Congolese political reporter “should not be in prison”

Reporters Without Borders (RSF) calls for the immediate release of Peter Tiani, arrested over a defamation case on November 7th 2018 after he relayed that a large sum of money was stolen from the home of Bruno Tshibala, the Democratic Republic of Congo’s prime minister.

It’s been almost a month since Peter Tiani, producer of a video news magazine called Le Vrai Journal was arrested on a criminal defamation charge in the Kinshasa’s Makala prison, for reporting that a large sum of money was stolen from the home of Bruno Tshibala, the Democratic Republic of Congo’s prime minister, an alleged theft that was originally published in an article for the ScoopRDC.net website on 27 October. Tiani is facing a possible one-year jail sentence. He is due to appear at a hearing today at which prosecutors will simply ask the court to extend his pre-trial detention for another 30 days. The substance of the case against him will not be considered. At no point have prosecutors presented grounds for holding him pending trial.
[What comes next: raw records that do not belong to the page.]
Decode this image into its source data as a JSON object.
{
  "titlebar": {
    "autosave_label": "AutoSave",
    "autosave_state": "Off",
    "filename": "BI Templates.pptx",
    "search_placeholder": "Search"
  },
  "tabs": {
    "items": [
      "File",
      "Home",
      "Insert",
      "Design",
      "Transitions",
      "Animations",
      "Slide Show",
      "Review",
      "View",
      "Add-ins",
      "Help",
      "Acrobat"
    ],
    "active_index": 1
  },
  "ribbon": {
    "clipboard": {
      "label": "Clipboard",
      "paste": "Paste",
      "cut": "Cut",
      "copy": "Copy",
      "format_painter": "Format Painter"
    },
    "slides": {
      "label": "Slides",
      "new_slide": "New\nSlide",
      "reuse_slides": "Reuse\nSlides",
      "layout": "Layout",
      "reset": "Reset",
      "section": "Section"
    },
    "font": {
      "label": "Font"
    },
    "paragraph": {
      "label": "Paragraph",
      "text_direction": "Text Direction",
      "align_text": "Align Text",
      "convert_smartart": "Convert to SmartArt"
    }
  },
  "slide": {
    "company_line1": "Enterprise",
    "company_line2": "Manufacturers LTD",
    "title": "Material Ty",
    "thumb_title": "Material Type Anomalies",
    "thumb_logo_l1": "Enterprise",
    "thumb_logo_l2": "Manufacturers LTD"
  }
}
This journalist should not be in prison,” said Arnaud Froger, the head of RSF’s Africa desk. “There is no need to wait before examining the substance of the defamation charges brought against him and there are certainly no grounds for keeping him in preventive detention.” Froger added: “Many other media outlets carried the same story but Peter Tiani is the only journalist to have been arrested. With less than three weeks to go until the presidential election, his detention has all the hallmarks of a personal reprisal or an attempt to silence a reporter who is popular and, at the same time, critical of the government.

Tiani’s political reporting has a sizeable audience. His Twitter account has 5,000 followers and his YouTube channel has more than 8,000 subscribers. In a show of support on 23 November, fellow journalists demonstrated outside the prime minister’s office and then outside his home.

A few days before his arrest, Tiani reported on Twitter that he was being threatened in connection with his coverage of the prime minister. In December 2017, he posted a video report on YouTube called “Duty to remember” that was a compilation of comments critical of President Joseph Kabila that Tshibala had made when still one of Kabila’s opponents.

The DRC is ranked 154th out of 180 countries in RSF’s 2018 World Press Freedom Index.